Typically, fallen arch back pain symptoms are experienced in the lower back, buttocks and legs, being a combination of lumbar dorsalgia and sciatica. Many patients might also suffer specific pain in their joints, such as the ankle, knee or hip. Less commonly, patients might express neck pain and least commonly of all, upper or middle back pain. Pain might be due to muscular issues, such as chronic tension, imbalances in antagonistic pairings and other causes. Pain might also be present due to neurological compression incited by changes in spinal alignment and tilting.
Many patients experience fatigue in the back, buttocks, hips, knees and legs in association with long periods of standing, walking or activity in association with flat-footedness. A minority of patients might express alternative symptoms, such as tingling in the back or lower limbs or pain and/or numbness in the saddle region of the anatomy.
A large number of podiatrists, as well as physical therapists, sports medicine specialists, chiropractors and other types of doctors, subscribe to the idea that back pain is often the result of a ground-up process, rather than a spine down mechanism. The idea here is that the feet form the foundation of posture and gait and when this foundation is compromised, the rest of the body which is built upon this faulty structure is compromised.

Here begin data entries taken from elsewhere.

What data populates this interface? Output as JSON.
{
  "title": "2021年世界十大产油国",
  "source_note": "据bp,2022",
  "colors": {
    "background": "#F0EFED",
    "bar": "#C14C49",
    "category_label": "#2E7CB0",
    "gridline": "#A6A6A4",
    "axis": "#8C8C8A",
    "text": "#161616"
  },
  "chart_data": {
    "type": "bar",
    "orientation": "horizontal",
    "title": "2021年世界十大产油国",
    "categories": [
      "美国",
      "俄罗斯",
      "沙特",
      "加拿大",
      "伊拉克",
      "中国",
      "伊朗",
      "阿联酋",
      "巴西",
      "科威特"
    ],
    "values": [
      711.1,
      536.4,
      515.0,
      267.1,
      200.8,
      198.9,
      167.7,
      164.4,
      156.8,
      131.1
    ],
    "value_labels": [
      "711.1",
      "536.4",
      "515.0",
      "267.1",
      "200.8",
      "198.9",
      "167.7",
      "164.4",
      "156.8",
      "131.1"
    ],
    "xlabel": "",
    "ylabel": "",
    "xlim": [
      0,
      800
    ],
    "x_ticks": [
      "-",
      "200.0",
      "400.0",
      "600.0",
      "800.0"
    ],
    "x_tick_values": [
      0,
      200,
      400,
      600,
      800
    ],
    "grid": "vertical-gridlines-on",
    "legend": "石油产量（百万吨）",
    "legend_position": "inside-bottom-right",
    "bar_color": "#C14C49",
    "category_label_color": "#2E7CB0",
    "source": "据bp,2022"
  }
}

Doctors who endorse the ground-up theory of pain use it to explain foot pain, ankle pain, knee pain, hip pain, piriformis syndrome, sacroiliac pain, lumbar pain and even neck pain, due to compensatory mechanisms enacted by the spine in an effort to balance the anatomy and restore homeostasis which is disrupted by over-pronation of the foot or feet.
Since approximately 30% of people demonstrate flat feet, this could account for one reason why back pain is such a huge issue in our modern world. Remember that back pain affects about 85% of adults at some point during life. Exponents of flat footed back pain theory cite the relative rarity of this diagnosis as the explanation as to why so few people find lasting relief from traditional back pain care that targets the spine or muscles, rather than seeking to address the underlying causative mechanisms in the feet.
Since flat-footedness has been a very common anatomical trait for thousands of years and since back pain does not appear much in the historical record of medical science, something does seem amiss in this explanation of pronation as an exclusive cause of dorsalgia. After all, this theory of pain is relatively recent and does not seem to enjoy much support from the historical medical record in terms of clinical experience or even number of patient complaints dating back into the past.
Much evidence exists, and has been proven beyond a doubt, demonstrating how the anatomy is very resilient and flexible when it comes to adjusting for bodily structural abnormality. In fact, a major lesson taught to all healthcare providers is that "atypical structure does not predict pain", since the body will compensate for atypical form and function through its organic mechanisms of homeostasis. Therefore, many doctors dismiss the theory of back pain from fallen arches outright, while most tend to believe that flat feet only play a minor role in some patient complaints, but are not a major source of pain directly.